La obra futbolística de Diego Maradona ha sido tan intensa y tan inmensa que, a un año de su muerte, en verdad desde mucho antes, le permite resistir a toda la oscuridad y el morbo que lo rodean cuando se transitan los costados menos virtuosos de su existencia. Nadie que no hubiera sido él y que no hubiera hecho lo que el hizo dentro de una cancha, habría podido resistir semejante carga negativa. Diego pudo, puede y podrá. La devoción que sienten por él millones de personas en la Argentina y en otras zonas del mundo está más allá de cualquier señalamiento.
El amor maradoniano está constituido por el álbum privado e intransferible que cada uno de nosotros lleva guardado dentro de sí. Y que con el correr de los años, lejos de volverse sepia, será cada vez más grande, más bello, más imperecedero. Como Gardel, Maradona cada día juega mejor. Pero a diferencia del Zorzal, Diego no necesitó morirse para ser un mito y una leyenda: ya lo era en vida aunque serlo le resultara un ejercicio inaguantable.
Un año despues de aquel mediodía maldito en el que Maradona se nos murió, el Diego de las grandes jugadas y los grandes goles, el que sabe cuánto pesa una Copa del Mundo, el símbolo de lo mejor y lo peor del ser argentino, coincide en los estrados de la Justicia y las pantallas de la televisión con el Diego adicto, decadente y descontrolado. Que había entrado en una espiral de autodestrucción imparable desde mucho antes de la última escena en el barrio San Andrés de Tigre. Y que ni siquiera podía tenerse en pie o razonar por si mismo. Sigue doliendo ese final y mucho. Por lo previsible, porque se lo veía venir, porque no se lo quiso ver. Acaso porque creíamos que Maradona era eterno como el agua y como el aire. Y que todavía le quedaba resto para hacerle la última gambeta burlona a la muerte. Pero no. Diego ya no tenía más nada para dar. Ya lo había dado todo y si algo le quedaba, ya se lo habían sacado. Hasta la última tajada.

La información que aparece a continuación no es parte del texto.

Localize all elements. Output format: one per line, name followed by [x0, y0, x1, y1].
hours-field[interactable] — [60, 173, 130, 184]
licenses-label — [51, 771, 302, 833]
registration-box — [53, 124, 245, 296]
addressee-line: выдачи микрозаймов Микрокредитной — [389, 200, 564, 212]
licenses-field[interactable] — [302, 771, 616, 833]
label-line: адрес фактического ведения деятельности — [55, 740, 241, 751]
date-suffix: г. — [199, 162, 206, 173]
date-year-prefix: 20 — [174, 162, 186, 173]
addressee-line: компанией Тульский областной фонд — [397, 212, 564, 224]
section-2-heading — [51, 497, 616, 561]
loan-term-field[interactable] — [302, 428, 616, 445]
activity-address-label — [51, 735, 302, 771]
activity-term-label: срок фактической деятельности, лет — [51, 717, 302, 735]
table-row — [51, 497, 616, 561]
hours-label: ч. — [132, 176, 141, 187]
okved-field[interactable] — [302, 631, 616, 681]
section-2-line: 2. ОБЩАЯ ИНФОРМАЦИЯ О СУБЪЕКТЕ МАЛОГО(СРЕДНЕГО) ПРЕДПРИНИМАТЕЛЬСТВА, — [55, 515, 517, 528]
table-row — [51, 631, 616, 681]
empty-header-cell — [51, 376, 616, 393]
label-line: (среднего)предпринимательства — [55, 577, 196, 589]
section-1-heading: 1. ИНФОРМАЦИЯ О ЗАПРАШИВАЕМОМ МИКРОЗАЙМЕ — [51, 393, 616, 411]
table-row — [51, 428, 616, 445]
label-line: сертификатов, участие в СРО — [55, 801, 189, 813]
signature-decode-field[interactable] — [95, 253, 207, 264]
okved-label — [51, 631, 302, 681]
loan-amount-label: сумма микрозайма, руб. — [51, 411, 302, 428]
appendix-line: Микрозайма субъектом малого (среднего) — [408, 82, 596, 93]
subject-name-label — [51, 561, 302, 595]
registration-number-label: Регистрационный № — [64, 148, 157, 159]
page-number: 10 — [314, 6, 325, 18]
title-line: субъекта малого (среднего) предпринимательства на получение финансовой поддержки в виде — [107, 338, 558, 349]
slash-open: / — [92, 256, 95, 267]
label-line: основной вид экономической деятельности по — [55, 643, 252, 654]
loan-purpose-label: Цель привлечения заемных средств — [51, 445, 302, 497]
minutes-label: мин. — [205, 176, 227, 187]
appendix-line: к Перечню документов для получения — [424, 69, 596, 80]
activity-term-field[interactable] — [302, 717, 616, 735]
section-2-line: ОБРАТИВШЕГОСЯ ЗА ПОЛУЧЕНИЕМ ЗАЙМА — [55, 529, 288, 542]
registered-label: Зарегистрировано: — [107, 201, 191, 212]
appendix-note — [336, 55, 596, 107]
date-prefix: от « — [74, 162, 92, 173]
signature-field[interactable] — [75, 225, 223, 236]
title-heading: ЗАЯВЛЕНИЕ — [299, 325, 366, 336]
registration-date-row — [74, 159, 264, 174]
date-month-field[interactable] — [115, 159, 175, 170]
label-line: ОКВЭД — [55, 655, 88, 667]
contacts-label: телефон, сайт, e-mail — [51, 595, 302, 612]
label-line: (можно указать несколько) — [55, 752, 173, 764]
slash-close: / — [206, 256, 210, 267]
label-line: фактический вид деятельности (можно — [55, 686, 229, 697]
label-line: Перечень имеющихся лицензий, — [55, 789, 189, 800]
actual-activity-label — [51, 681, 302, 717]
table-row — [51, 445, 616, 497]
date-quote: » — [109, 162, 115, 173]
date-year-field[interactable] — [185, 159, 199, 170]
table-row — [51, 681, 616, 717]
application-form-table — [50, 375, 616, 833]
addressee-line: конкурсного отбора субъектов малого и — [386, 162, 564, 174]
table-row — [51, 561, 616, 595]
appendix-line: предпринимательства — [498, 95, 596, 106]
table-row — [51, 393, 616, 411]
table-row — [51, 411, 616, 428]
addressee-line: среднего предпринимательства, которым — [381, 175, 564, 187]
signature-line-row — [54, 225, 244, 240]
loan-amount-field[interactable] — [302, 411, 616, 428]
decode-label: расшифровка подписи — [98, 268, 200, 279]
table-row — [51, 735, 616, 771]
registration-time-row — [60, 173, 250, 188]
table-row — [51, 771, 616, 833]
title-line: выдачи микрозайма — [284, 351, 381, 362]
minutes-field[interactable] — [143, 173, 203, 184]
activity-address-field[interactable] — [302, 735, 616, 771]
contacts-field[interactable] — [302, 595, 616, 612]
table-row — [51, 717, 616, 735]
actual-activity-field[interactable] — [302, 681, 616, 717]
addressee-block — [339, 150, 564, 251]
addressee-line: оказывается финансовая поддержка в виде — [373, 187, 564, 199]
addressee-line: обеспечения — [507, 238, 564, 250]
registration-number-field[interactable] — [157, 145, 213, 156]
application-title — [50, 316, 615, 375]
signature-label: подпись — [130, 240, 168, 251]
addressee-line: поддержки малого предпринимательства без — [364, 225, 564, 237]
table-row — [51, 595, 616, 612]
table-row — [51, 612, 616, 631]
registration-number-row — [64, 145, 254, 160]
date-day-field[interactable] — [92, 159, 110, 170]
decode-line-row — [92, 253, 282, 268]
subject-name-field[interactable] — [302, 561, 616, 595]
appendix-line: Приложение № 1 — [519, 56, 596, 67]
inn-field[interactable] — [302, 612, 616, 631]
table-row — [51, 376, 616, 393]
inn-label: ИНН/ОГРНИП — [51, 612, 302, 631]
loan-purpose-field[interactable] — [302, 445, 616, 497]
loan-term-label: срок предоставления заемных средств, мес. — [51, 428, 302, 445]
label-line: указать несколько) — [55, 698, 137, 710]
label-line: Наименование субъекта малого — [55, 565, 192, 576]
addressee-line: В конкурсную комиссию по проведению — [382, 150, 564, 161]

Pero a los maradonianos no les importa aquello que pudo haber sucedido entre la frialdad de cuatro paredes. No lo saben, no lo vieron, no quieren escucharlo. Y si lo saben, creen que corresponde a una intimidad que sólo le pertenece a él. Para ellos, no hubo ni habrá drogas, fiestas, vicios ni mujeres avasalladas, sólo habrá felicidad, un Diego idealizado. Que por los siglos de los siglos seguirá pasando ingleses hasta hacer el gol más grande de la historia, seguirá jugando Mundiales con un tobillo reventado y seguirá llorando porque le cortaron las piernas. Maradona nos unió en un país de grandes desuniones. Y puso los colores argentinos en el mástil más elevado del mundo. Eso lo vimos y lo sentimos todos y contra eso, no hay nada que pueda oponerse.